Oliver Twist malvive en un hospicio donde escasas raciones de comida y los castigos corporales son normas del sistema educativo. Empujado por el ambiente, ingresa en una banda de ladronzuelos a las órdenes del viejo avaro Fagin.
Los bajos fondos de Londres son el escenario de esta genial novela universal publicada por entregas, que también se adaptó al cine y al teatro.
Entre los varios edificios públicos de cierta ciudad, que por muchas razones será prudente que me abstenga de citar, y a la que no he de asignar ningún nombre ficticio, existe uno común, de antiguo, a la mayoría de las ciudades, grandes o pequeñas; a saber: el Hospicio.
En él nació —un día y año que no he de molestarme en repetir, pues que no ha de tener importancia para el lector, al menos en este punto del relato— el ser mortal cuyo nombre va antepuesto al título de este capítulo.
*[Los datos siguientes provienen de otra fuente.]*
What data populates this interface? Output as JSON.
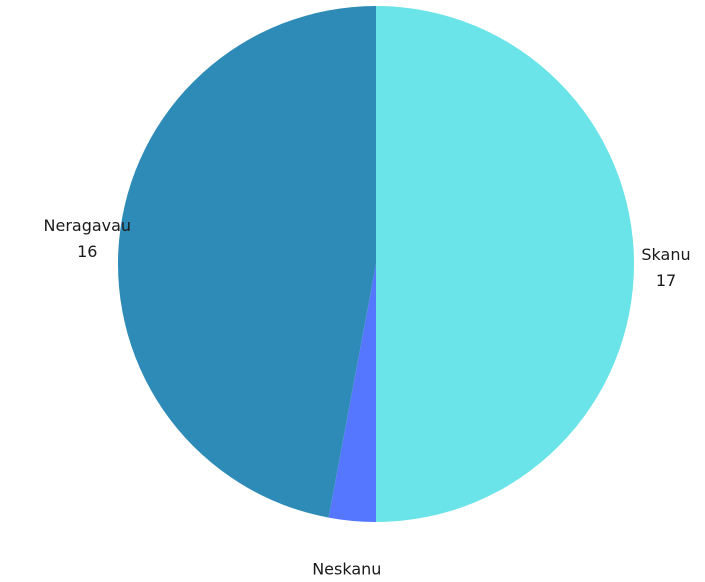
{
  "chart_data": {
    "type": "pie",
    "categories": [
      "Skanu",
      "Neskanu",
      "Neragavau"
    ],
    "values": [
      17,
      1,
      16
    ],
    "colors": [
      "#6ae4e8",
      "#5577ff",
      "#2e8bb8"
    ],
    "start_angle_deg": 0,
    "direction": "clockwise",
    "labels_show_value": true
  }
}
Bastante después de haber sido introducido en este mundo de pesares e inquietudes por el médico de la parroquia, abrigáronse innúmeras dudas de que el niño sobreviviese siquiera lo preciso para llevar un nombre,
en cuyo caso es más que probable que estas Memorias no hubiesen aparecido jamás, o, de haberse publicado, al hallarse comprendidas en un par de páginas, hubieran poseído el inestimable mérito de constituir la biografía más concisa y fiel de cuantas existan en la literatura de cualquier época o país.
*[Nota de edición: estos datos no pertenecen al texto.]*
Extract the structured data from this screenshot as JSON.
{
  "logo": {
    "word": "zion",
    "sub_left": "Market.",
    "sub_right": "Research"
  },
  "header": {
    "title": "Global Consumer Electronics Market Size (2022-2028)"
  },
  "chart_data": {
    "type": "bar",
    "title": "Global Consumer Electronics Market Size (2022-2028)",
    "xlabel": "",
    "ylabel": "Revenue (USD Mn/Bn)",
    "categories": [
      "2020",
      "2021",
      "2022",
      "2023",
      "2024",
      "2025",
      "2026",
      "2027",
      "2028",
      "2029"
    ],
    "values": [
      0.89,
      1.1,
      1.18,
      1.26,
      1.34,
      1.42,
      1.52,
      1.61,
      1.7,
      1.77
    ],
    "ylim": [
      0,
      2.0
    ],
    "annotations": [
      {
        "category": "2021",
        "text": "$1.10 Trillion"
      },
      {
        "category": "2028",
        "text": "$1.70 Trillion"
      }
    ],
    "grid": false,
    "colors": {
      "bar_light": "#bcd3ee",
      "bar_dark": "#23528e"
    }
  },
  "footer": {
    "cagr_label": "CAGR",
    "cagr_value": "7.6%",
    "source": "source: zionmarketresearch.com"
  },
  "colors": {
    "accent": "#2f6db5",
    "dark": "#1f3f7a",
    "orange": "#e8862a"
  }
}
Si bien no estoy dispuesto a sostener que el haber nacido en un hospicio sea, por sí sola, la circunstancia más afortunada y envidiable que pueda acontecer a un ser humano, sí he de decir que, en este caso particular,
fue lo mejor que pudo haberle ocurrido a Oliver Twist. Es el caso que se tuvieron grandes dificultades para inducir a Oliver a que tomase sobre sí la tarea de respirar, práctica molesta, pero que la costumbre ha hecho necesaria para nuestra cómoda existencia,
y durante un rato permaneció boqueando sobre un colchoncillo de borra, suspendido de manera harto inestable entre este mundo y el otro, indudablemente inclinada la balanza en favor de este último.
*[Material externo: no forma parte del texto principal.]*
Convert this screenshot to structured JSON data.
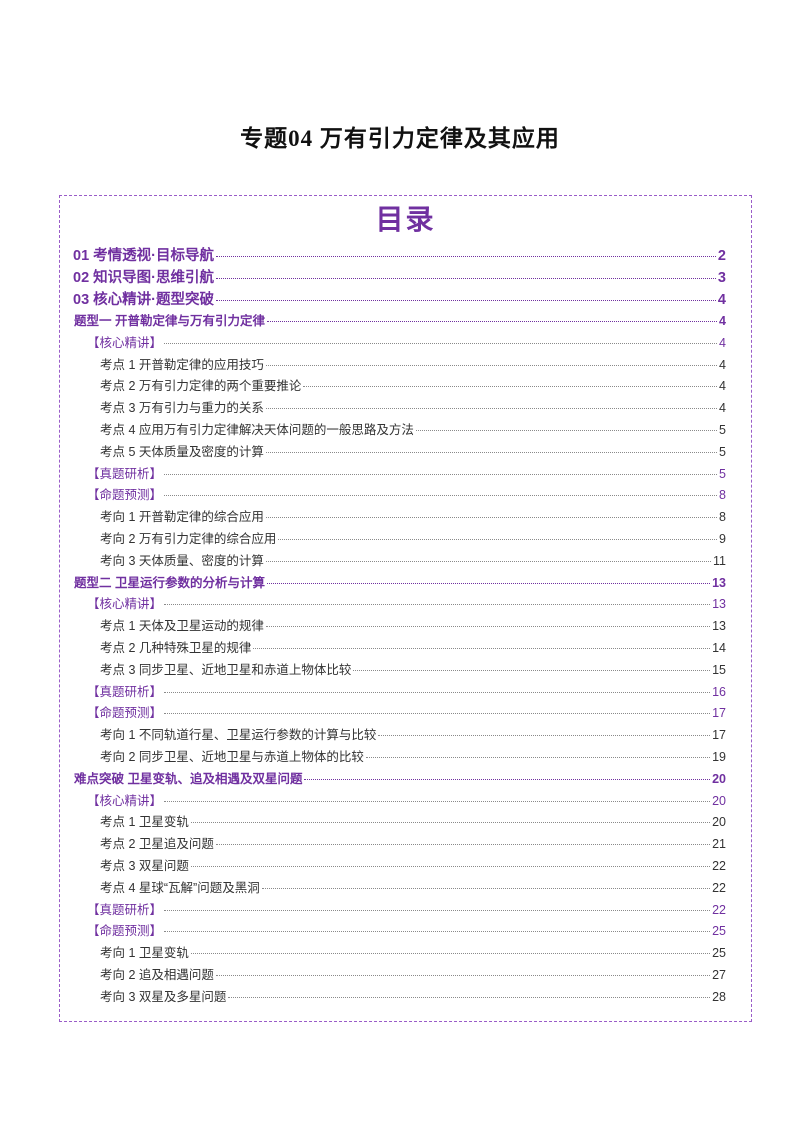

Ahora bien: si durante ese breve período hubiese estado Oliver rodeado de solícitas abuelas, anhelosas tías, expertas nodrizas y doctores de honda sabiduría, inevitable e indubitablemente hubiera muerto en un decir amén.
Mas como no había sino una pobre vieja, bastante aturdida por el inusitado uso de la cerveza, y el médico de la parroquia, que desempeñaba estas funciones por contrata, Oliver y la Naturaleza pudieron dilucidar la cuestión por sí solos.